The next performer was the afore-mentioned Andrew Bird. The man himself was tall with a floppy hair-do. He was dressed in the sort of suit that local mandarins wear to indicate their status in the business world. He began with an eerie tremulous. rising and faling noise that I thought surely must emanate from one of Mssr. Theremin's synthesizing devices. However, it turned out to be simply his own whistling. Curiously, he demonstrated his facility for perfect pitch by whistling a note while simultaneously hammering it out on a xylophone. He managed also to play a violin and guitar, all while singing, whistling and hammering on the xylophone. He would play phrases of a song into a device that would then loop them back through a gigantic double-headed revolving gram-o-phone. The effect was unsettling and soothing all at once; stimulating a desire both to dance yet also meditate upon life's more vexing problems. Mr. Bird himself appeared to be possessed by some animating spirit not entirely under his own control; the Imp at the very least controlled his own neck and head muscles, as his cranium appeared to revolve on a gimbal not on the same frequency as the rest of his body. His thrashing was largely contained only to his head, but continued through singing, whistling, and playing the guitar. He was not so gifted as to do so while playing the violin, except on those not-infrequent bouts of playing pizzicato style. A sample of his music can be played here - and I heartily recommend to the Society that they give some attention to Mr. Bird, as he presents a higly particular and indeed, in my experience unique, sound which while at moments brings to mind Jeff Buckley in the tone of his voice, or perhaps even Lou Reed - but is otherwise wholly his own in style and timbre.

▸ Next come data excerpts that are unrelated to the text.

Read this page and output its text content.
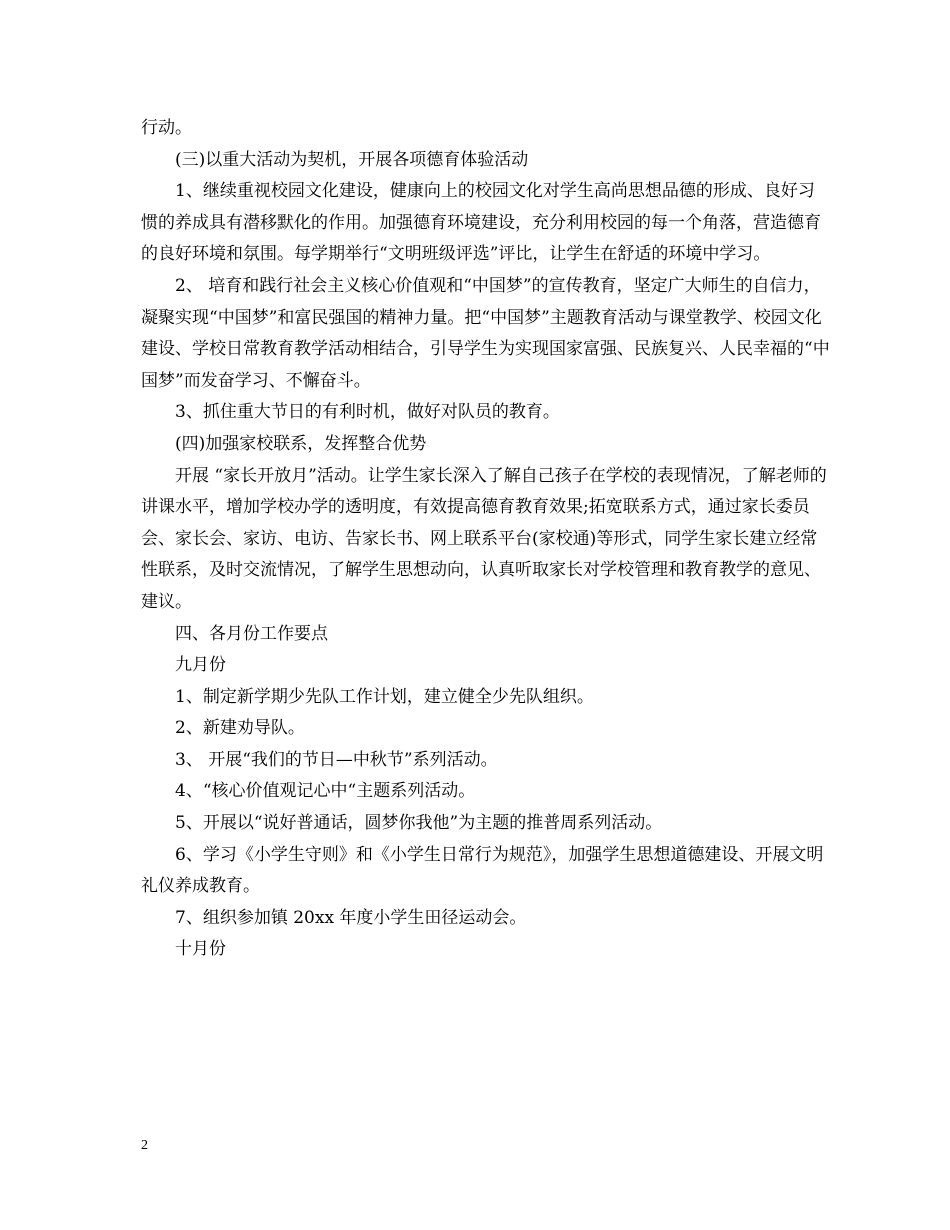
行动。

(三)以重大活动为契机，开展各项德育体验活动

1、继续重视校园文化建设，健康向上的校园文化对学生高尚思想品德的形成、良好习惯的养成具有潜移默化的作用。加强德育环境建设，充分利用校园的每一个角落，营造德育的良好环境和氛围。每学期举行“文明班级评选”评比，让学生在舒适的环境中学习。

2、 培育和践行社会主义核心价值观和“中国梦”的宣传教育，坚定广大师生的自信力，凝聚实现“中国梦”和富民强国的精神力量。把“中国梦”主题教育活动与课堂教学、校园文化建设、学校日常教育教学活动相结合，引导学生为实现国家富强、民族复兴、人民幸福的“中国梦”而发奋学习、不懈奋斗。

3、抓住重大节日的有利时机，做好对队员的教育。

(四)加强家校联系，发挥整合优势

开展 “家长开放月”活动。让学生家长深入了解自己孩子在学校的表现情况，了解老师的讲课水平，增加学校办学的透明度，有效提高德育教育效果;拓宽联系方式，通过家长委员会、家长会、家访、电访、告家长书、网上联系平台(家校通)等形式，同学生家长建立经常性联系，及时交流情况，了解学生思想动向，认真听取家长对学校管理和教育教学的意见、建议。

四、各月份工作要点

九月份

1、制定新学期少先队工作计划，建立健全少先队组织。

2、新建劝导队。

3、 开展“我们的节日—中秋节”系列活动。

4、“核心价值观记心中“主题系列活动。

5、开展以“说好普通话，圆梦你我他”为主题的推普周系列活动。

6、学习《小学生守则》和《小学生日常行为规范》，加强学生思想道德建设、开展文明礼仪养成教育。

7、组织参加镇 20xx 年度小学生田径运动会。

十月份

2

At last the headline band, the "Decembrists" took to the stage in the presence of a philharmonic orchestra. They started with a number about a Spanish princess for which the symphony's presence was well-suited indeed. Their set continued enthusiastically despite some technical difficulties on the part of the guitarist - the show soldiered on. A peculiar paroxysm came over the band whilst performing "We Both Go Down Together" which resulted in the various Decembrists (and any supernumerary Novemberists and Januaryists) falling to the ground in various states of physical disability. Never the less, they continued to saw at their instruments until such time as the song was complete. They played a short-ish set that was none the less quite satisfactory, though I admit that my hopes for "The Mariner's Revenge Song" were dashed, and it was not played - not even during the brief encore that followed the natives engaging in particularly lusty cheering and slapping together of appendages. Despite this disappointment, the show came to an orderly end, and all filed out to depart for their homes, ships, or raiding parties.
Whilst exiting, I overheard an atendee say, "Every American ought to see one show at the Hollywoode Bowle before they die." Despite its grammatical awkwardness, the sentiment was not entirely inappropriate.